REPUBLIKA.CO.ID, JAKARTA -- Program food estate atau lumbung pangan baru tengah digencarkan pemerintah untuk menambah produksi demi meningkatkan ketahanan pangan nasional. Petani meminta, pengelolaan food estate dapat dilakukan secara berkelanjutan.
Sekretaris Jenderal Aliansi Petani Indonesia, Nuruddin, mengatakan, pola ekonomi dan produksi pada setiap food estate tentu berbeda karena menyangkut aspek kewilayahan.
Karena itu, bantuan-bantuan yang digelontorkan pemerintah ke food estate harus sesuai kebutuhan. Baik dari segi prasarana seperti pupuk dan benih maupun alat dan mesin pertanian yang akan digunakan.
Di satu sisi, Nuruddin menyoroti mengenai bantuan-bantuan alat dan mesin pertanian yang tidak diimbangi dengan pendampingan kepada petani. Itu membuat penggunaan alat tidak berkelanjutan dan terbengkalai.
Situasi pun diperparah jumlah penyuluh pertanian yang tidak seimbang dengan jumlah petani sehingga minim pembinaan.

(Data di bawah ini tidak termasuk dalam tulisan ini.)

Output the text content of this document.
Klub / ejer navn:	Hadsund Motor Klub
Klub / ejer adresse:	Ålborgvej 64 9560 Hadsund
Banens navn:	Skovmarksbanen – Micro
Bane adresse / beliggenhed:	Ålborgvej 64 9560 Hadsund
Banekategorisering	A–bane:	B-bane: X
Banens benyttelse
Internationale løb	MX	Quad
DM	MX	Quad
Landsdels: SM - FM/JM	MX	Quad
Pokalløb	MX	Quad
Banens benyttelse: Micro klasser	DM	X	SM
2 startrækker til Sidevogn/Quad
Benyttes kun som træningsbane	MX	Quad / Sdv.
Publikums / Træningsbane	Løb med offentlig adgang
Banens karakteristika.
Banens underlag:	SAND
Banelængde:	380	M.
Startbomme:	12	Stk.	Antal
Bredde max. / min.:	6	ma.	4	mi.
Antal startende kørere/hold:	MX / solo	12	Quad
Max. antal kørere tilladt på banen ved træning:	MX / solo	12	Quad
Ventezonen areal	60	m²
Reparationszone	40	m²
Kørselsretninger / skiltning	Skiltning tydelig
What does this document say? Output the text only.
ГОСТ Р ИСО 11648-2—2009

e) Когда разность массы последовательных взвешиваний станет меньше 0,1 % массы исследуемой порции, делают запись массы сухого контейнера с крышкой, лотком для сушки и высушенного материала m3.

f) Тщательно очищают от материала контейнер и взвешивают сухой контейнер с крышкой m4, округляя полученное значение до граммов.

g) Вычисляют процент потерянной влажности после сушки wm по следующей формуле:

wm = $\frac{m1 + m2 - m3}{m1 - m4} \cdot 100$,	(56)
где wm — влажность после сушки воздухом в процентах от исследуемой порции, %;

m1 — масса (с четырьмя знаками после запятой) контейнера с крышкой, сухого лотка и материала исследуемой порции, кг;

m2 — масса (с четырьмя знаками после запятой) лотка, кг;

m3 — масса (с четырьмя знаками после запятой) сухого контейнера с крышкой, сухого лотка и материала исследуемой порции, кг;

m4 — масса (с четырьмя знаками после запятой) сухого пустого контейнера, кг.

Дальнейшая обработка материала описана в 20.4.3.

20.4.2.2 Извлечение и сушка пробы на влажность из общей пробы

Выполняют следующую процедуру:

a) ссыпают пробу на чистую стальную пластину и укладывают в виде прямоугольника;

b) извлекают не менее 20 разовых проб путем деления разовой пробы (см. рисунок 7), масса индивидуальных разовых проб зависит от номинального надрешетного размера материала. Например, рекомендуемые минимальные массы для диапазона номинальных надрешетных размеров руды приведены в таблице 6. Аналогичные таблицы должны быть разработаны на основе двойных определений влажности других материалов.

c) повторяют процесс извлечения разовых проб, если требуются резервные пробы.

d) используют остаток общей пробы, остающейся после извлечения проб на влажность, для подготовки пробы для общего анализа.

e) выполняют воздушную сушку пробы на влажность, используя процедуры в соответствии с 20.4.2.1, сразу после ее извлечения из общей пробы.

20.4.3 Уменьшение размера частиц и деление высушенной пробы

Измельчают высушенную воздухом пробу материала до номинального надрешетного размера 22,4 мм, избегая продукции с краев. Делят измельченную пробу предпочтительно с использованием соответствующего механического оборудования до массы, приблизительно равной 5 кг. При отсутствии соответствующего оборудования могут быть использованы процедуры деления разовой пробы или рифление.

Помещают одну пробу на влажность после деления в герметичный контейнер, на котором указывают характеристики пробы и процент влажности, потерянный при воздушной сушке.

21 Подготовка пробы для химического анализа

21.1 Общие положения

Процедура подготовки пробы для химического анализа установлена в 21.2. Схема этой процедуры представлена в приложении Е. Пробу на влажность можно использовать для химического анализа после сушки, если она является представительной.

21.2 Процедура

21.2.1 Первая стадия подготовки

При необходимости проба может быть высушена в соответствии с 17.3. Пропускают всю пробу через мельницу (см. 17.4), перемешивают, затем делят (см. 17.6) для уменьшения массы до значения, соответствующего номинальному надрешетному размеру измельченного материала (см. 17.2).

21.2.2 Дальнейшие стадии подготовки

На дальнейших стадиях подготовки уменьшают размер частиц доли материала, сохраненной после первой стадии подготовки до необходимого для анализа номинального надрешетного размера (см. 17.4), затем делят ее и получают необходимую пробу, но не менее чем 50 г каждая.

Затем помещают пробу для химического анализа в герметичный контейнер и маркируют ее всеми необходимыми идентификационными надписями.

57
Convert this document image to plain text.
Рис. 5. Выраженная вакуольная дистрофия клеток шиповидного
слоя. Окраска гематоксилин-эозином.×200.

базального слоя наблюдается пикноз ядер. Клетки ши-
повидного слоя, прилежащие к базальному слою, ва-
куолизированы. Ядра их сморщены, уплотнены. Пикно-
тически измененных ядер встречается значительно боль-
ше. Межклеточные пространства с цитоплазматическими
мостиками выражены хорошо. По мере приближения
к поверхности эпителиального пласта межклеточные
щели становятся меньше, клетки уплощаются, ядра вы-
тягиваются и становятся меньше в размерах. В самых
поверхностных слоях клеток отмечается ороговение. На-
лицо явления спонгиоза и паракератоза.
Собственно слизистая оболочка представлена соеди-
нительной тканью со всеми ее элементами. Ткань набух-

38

"Itu masih terjadi karena proporsi penyuluh dengan petani dan luasan sawah tidak seimbang. Makanya, food estate harus memperhatikan itu. Teknologi yang dipakai juga jangan justru yang menyusahkan masyarakat," kata Nuruddin.
Untuk mengatasi persoalan itu, ia menyarankan para petani di food estate yang unggul dapat sekaligus diperbantukan menjadi penyuluh. Sebab, hanya itu yang dapat menjadi solusi saat ini dalam mengatasi persoalan keterbatasan penyuluh yang mendampingi petani.
Lebih lanjut, ia mengatakan, lantaran usia petani didominasi petani tua, pemerintah diharap lebih bersabar dalam melakukan proses adaptasi petani terhadap teknologi. Nuruddin mengatakan, membenahi sektor pertanian diperlukan proses panjang dan dukungan anggaran yang besar.
"Apakah pemerintah sabar pada proses itu? Harus ada upaya bimbingan teknis dan pelatihan yang lebih kalau pemerintah memang serius," ujarnya.